15 February 2019

Blog Marathon - Post 14 - The dual

Brain: Are you out of your mind? Have you lost it completely?

Heart: I knew, you will say it. But I think I know what I am doing.

Brain: Oh Really!? Who told you that you are right? You have a good life here. No pollution, no crowd of people, no one to disturb you at home or outside and you are saying you don't like it here? You have nice water, air, a good house, a nice husband who never troubles you and a child who is an angel and you want to leave all this and go back to that chaotic, polluted country called India?

Heart: Oh! Hello! That's my motherland, my country, I was born into this country and was raised into it. It has made me what I am today. It might be a chaotic, polluted place but it has given me extremely good things like fulfilling jobs, my dream house and a few friends who dote on me like crazy. And how can you forget that my parents and in-laws are there too?

Brain: Big deal! What about the standard of living? You have to fight daily for water, electricity, the internet, which is a given in Germany. The traffic situation in India is a mockery and what about air pollution and contamination? What do people inhale there? Different gases except for Oxygen?

Heart: I know! I know! I have lived there most of my life. The sense of belongingness, the love, the warmth and the peace of mind all outshine the troubles you just mentioned above. I have never felt lonely or alone there. Even when I was staying alone with T when A wasn't around or when my parents were not around. But here, there is a constant feeling of emptiness, loneliness. You go out and smile at people. No one is even bothered to acknowledge it. No one knows you here, cares for you. Do you know that feeling? Do you really know how it feels?

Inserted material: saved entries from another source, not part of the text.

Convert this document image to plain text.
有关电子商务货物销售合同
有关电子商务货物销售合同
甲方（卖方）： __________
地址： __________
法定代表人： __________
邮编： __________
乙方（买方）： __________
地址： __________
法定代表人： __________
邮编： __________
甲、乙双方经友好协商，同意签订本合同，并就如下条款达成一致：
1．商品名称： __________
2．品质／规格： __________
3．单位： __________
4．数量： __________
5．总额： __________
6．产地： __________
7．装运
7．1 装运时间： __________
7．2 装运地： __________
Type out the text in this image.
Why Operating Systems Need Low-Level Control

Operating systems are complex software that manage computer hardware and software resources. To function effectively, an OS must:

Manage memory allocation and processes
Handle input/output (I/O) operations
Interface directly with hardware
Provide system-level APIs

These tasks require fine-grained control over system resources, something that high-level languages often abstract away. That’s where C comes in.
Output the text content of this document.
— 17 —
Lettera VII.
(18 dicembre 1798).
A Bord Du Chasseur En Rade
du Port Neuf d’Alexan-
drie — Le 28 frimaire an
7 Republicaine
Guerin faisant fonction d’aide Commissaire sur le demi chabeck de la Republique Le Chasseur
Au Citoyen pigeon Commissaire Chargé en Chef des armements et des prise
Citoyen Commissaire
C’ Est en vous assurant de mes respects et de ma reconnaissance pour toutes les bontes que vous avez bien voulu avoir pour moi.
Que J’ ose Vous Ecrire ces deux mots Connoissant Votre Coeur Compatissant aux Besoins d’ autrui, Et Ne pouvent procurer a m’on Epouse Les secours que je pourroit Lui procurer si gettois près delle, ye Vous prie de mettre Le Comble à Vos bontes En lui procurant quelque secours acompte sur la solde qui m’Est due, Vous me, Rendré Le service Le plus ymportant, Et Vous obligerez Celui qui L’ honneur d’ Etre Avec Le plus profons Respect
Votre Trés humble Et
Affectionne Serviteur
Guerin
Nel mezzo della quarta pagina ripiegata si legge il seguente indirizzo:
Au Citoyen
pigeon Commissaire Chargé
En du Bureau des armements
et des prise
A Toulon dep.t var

Brain: Don't give me that sentimental bullshit. You have time to pursue your hobbies, learn new crafts, spend time in nature, go and see and experience different countries and cuisines and you are cribbing that you feel lonely.

Heart: Absolutely! I don't deny all that. But how much can I engage myself with all these activities? Activities in free time can't replace people and bonds which I have formed with them over the period of time. I am a people person. I thrive amongst people. I grow and enjoy with and in people. This culture which is extremely personal has reduced me to a mere crying doll. I am not able to handle the loneliness. I am not able to come to terms that I will have to carry on like this for years together. The weather changes are playing on my mind too.

Brain: These are all excuses! Aren't there so many other ladies who have come from India and are managing well here in the given circumstances? They have accepted and adjusted with life here and are doing well in their lives.

Heart: Oh yes, absolutely! There are many ladies who are capable of doing that and I really have great regards for them. But they have a different personality and they have different circumstances in their lives and I am a different person. You can't generalize things like this. Because 100 people think this life is good, it's not necessary that I should also accept it and carry on with a heavy heart. I have to be selfish and think about my happiness as well because if I am not happy, I can't keep others happy. I will always sulk, have grudges, have remorse of being here. So I want to set myself free and the others as well.

Brain: Now you are talking! What have you decided to do?

Heart: Wait and watch!

1 comment:

  1. Well written Mrunalini. Listen to your heart and then let the brain guide you to implement your heart's plan the best way possible.